A quasi 80 anni di storia dalla sua nascita, la traduzione automatica ha fatto passi da gigante. Ormai la utilizziamo quotidianamente senza rendercene conto. In realtà, però, questi sistemi – che sono strettamente collegati con il machine learning, il deep learning e l’elaborazione del linguaggio naturale – coprono solo una piccola parte delle lingue che si parlano nel mondo. Google Translate attualmente offre la possibilità di comunicare in circa 108 lingue diverse, mentre Bing Translator di Microsoft ne copre 70. Una goccia nel mare se si pensa che al mondo ci sono più di settemila lingue parlate e almeno quattromila hanno anche un sistema di scrittura.

Per capire lo stato dell’arte di oggi, bisogna riavvolgere i nastri della storia della traduzione automatica. In un primo momento, si basava su regole specifiche che permettevano una traduzione molto limitata. Solo a partire dagli anni Novanta si comincia a diffondere l’uso di sistemi statistici che hanno cominciato a dare una certa affidabilità al risultato del processo traduttivo.

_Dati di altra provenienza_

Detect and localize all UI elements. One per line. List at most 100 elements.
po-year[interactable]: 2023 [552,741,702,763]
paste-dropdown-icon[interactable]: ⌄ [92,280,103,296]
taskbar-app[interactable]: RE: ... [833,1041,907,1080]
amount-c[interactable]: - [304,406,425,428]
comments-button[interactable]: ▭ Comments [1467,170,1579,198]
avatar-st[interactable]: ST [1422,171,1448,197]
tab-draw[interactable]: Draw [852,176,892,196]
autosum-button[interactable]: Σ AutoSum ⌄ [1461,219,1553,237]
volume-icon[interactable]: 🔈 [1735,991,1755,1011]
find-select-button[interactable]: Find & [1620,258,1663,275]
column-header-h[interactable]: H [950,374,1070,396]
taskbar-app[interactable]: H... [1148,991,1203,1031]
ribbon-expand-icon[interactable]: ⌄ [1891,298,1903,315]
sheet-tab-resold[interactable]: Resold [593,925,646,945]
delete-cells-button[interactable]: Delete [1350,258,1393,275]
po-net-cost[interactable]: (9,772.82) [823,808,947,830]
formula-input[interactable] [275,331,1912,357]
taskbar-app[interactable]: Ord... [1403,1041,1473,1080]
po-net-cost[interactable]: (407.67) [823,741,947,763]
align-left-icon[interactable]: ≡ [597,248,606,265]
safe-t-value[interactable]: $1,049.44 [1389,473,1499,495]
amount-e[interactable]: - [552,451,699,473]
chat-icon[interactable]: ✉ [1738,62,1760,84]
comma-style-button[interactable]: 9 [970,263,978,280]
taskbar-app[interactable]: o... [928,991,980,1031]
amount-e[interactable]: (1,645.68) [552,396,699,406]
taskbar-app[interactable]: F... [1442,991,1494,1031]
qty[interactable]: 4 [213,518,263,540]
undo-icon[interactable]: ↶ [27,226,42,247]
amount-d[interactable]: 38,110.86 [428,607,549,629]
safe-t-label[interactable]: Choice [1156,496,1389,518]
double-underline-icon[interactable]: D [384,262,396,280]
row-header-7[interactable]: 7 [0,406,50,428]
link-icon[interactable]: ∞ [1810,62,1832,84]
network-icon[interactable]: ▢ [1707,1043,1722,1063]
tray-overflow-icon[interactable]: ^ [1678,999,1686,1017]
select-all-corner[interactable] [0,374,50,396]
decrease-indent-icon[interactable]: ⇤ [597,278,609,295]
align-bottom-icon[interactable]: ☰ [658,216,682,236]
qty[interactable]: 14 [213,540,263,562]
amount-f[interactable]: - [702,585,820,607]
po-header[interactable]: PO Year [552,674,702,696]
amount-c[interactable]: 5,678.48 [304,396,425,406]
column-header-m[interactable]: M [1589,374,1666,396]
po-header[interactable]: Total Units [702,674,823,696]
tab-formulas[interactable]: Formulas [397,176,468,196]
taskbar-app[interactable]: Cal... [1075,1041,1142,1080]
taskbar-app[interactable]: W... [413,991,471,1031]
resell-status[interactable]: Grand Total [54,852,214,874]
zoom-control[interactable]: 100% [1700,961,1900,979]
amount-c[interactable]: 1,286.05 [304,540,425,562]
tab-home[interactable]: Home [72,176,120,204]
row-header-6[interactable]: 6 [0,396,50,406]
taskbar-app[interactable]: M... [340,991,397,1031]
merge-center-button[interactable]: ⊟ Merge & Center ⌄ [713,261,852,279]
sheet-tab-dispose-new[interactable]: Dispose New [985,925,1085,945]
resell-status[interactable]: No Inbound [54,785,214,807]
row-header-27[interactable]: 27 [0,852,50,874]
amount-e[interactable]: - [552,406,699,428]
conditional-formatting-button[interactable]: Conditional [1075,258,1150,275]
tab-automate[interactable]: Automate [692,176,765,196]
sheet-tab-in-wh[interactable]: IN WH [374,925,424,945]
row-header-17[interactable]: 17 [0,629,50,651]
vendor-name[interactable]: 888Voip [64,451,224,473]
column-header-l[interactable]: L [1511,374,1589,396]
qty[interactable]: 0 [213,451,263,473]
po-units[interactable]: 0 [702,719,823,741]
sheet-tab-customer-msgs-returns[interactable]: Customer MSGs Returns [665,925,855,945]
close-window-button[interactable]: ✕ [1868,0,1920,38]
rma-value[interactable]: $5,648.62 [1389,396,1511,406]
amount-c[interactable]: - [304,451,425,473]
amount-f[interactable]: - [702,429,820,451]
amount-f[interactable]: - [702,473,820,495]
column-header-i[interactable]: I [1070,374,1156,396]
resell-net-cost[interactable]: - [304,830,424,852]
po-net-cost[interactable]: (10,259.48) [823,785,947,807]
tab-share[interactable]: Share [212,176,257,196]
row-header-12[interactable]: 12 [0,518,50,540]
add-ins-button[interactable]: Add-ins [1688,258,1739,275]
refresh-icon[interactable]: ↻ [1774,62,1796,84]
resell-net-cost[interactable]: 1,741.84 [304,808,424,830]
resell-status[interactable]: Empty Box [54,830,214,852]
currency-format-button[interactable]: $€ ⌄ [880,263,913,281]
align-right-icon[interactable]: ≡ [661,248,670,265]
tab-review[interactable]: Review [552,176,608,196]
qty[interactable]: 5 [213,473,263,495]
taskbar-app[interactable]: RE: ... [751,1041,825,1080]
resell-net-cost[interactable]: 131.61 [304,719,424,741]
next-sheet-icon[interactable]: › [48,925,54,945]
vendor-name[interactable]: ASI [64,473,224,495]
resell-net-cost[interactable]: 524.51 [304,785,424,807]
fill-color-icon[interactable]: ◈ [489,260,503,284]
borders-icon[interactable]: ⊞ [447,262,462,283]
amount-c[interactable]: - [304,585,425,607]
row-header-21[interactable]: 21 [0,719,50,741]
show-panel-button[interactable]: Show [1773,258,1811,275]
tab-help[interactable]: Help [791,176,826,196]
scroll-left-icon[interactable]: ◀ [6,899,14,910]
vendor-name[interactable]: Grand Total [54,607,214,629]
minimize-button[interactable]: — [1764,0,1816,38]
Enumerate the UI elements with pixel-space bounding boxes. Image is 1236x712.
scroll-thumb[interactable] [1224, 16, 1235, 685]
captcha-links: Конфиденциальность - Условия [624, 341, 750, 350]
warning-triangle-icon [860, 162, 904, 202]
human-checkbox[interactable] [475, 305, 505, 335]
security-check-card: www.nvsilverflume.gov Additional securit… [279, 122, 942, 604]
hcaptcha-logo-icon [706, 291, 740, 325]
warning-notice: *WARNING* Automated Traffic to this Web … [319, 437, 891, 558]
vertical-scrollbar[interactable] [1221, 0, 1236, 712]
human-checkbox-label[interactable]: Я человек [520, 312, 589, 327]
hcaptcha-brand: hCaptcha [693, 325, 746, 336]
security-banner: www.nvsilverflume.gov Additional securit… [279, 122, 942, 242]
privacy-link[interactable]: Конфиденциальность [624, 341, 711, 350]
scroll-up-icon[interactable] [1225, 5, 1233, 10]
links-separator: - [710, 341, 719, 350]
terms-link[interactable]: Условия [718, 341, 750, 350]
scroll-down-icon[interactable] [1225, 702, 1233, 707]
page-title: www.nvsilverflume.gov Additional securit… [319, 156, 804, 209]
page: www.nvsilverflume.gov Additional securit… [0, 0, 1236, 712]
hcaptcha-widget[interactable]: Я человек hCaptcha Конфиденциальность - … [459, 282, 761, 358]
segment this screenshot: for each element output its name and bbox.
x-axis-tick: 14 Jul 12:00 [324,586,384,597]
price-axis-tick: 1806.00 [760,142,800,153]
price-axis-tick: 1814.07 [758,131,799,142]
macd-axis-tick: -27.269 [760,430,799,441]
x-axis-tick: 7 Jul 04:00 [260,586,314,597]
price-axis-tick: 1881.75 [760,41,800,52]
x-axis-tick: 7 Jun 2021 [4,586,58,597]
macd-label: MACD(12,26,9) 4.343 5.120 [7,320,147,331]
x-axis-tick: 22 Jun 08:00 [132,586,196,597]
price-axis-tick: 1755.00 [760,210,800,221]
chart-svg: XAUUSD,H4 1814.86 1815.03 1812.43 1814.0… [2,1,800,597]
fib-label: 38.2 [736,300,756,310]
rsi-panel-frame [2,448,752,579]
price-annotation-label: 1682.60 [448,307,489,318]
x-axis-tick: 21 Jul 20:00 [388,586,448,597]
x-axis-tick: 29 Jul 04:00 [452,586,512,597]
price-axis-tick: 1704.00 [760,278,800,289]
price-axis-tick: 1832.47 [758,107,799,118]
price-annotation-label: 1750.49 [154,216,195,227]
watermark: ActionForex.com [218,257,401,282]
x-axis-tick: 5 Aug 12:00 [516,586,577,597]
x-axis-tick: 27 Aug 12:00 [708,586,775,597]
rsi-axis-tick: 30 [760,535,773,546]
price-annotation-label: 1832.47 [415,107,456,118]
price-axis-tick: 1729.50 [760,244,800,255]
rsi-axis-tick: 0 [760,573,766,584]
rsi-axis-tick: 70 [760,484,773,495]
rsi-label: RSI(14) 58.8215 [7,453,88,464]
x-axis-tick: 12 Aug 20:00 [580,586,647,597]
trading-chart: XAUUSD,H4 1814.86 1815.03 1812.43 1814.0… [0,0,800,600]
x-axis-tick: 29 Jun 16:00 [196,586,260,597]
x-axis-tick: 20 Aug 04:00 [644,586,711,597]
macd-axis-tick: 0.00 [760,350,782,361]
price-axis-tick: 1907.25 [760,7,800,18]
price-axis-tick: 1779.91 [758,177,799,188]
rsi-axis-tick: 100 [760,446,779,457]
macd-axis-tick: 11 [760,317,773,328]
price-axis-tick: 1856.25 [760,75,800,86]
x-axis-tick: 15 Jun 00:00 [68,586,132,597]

Questi sistemi si basano sull’uso di una certa quantità di dati di una lingua che consentono il match fra due lingue in base alla quantità e alle coppie di frasi allineate. La vera svolta, di recente, è stata con l’applicazione delle reti neurali. “Si tratta di sistemi predittivi che ricostruiscono la maniera in cui il cervello funziona e ragiona prevedendo le relazioni tra parole, non limitandosi alla loro concatenazione lineare”, spiega a Wired Carlo Eugeni, ricercatore e professore di traduzione audiovisiva all’Università di Leeds.

Questione di dati

Sia i sistemi statistici sia quelli neurali funzionano fra due lingue, con la differenza che le reti neurali migliorano la qualità sulla base dei dati e della loro variabilità. Tradotto: più dati di vario genere ci sono, meglio funzionerà la traduzione automatica. Il cuore del problema per le tantissime lingue che non vengono ancora tradotte da questi sistemi sta proprio qui: la mancanza di dati e fonti. “Si ha difficoltà con le lingue con meno dati, che non sono però quelle meno parlate”, continua Eugeni: “Si pensi, ad esempio, alla lingua Tamil (parlata in diversi paesi asiatici, ndr): è più parlata dell’italiano, ma non si ha una quantità di dati sufficiente da garantire una traduzione di qualità.”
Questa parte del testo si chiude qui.